Du chap. 5, je retiens la confirmation d'une opinion qui me tient à cœur et que, depuis longtemps, je n'arrivais pas à formuler aussi clairement : les revendications des mouvements LGBT+, loin d'être subversives, sont fondamentalement conformes à l'idéologie néolibérale dominante. Est sous-jacente à la théorie de Judith Butler l'image du sujet fluide, « protéiforme », qui se réinvente, se restructure, expérimente joyeusement des identités différentes, avec une préférence explicite pour celles alternatives à « l'hétéronormativité », de manière parfaitement congrue avec la société contemporaine, consumériste et marchandisée, et surtout sans exiger la remise en question des inégalités et des discriminations de genre qui y sont inscrites. Le « post-genrisme » est donc un cas de « pseudo-lutte » qui peut être menée par des Kim Kardashian et Tim Cook, le PDG d'Apple, laquelle lutte donc, en se proposant de mettre en échec la valeur normative de l'opposition binaire hétérosexuelle, impose sa valeur normative propre... « […] La plasticité de la construction discursive de genre ("choisis ton sexe !") ignore le réel, non pas tant biologique […] que le réel de l'antagonisme sexuel » (p. 294). Il est cependant regrettable que les refus du féminisme et de l'homosexualité soient présentés, dans de nombreux pays du Tiers-Monde, comme faisant partie de la lutte anti-impérialiste.
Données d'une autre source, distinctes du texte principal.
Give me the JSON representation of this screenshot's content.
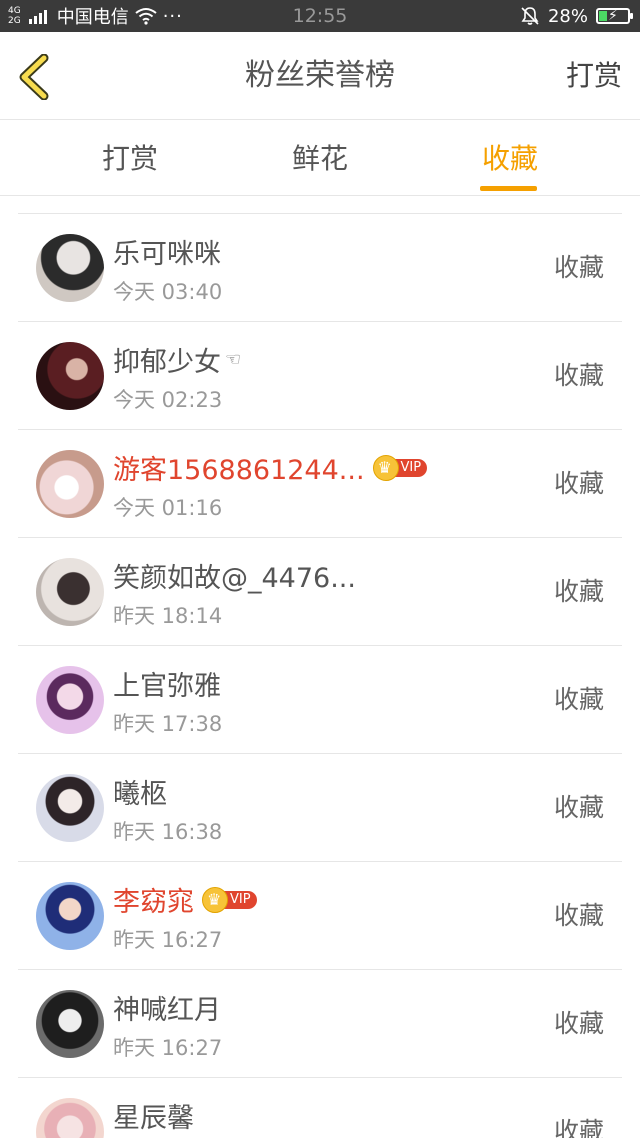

C'est peut-être précisément, je déduis, parce que les revendications « post-genristes » et non la lutte contre le sexisme sont portées par l'avant-garde du capitalisme global. Le chap. se termine par une considération qui possède de multiples implications, par ex. en France sur le débat concernant l'excision : « La défense multiculturaliste et anticolonialiste de la multiplicité des modes de vie […] étouffe sous le sable les antagonismes à l'intérieur de chaque mode de vie particulier, en justifiant des actes de brutalité, de sexisme, de racisme comme autant d'expressions d'une culture particulière que nous n'aurions pas le droit de juger d'après nos valeurs occidentales […] » (p. 301).
Enfin le ch. 6 sur les populismes se concentre sur l'élection de Donald Trump et sur le Brexit. Après la démonstration de l'existence et de la vivacité d'un populisme de droite comme de gauche, exemplifié par Podemos en Espagne et justifié par Frédéric Lordon d'après la notion d'« appartenance » chez Spinoza, je retiens surtout un nouveau modèle de clivage politique quadruple selon deux axes : hybridation vs. appartenance patriotique d'une part et capitalisme vs. anti-capitalisme de l'autre. Des exemples sont données des quatre types idéaux. À l'époque de la rédaction du livre, le Brexit n'est pas encore acté, et plusieurs élections en Europe n'ont pas encore eu lieu (par ex. en France, l'auteur considère encore le duel Fillon-Le Pen). Par contre, on en revient opportunément au titre de l'ouvrage (!), Žižek se réjouit de la victoire de Donald Trump aux États-Unis, notamment du point de vue de la souhaitable recomposition future du parti Démocrate américain autour du programme Bernie Sanders.
Enfin, de la conclusion de l'ouvrage, je retire une séduisante analogie géopolitique entre l'hégémonie déclinante de l'Empire britannique en 1900, ayant les Balkans comme poudrière, et celle tout aussi déclinante des États-Unis un siècle plus tard, où la poudrière est le Moyen-Orient.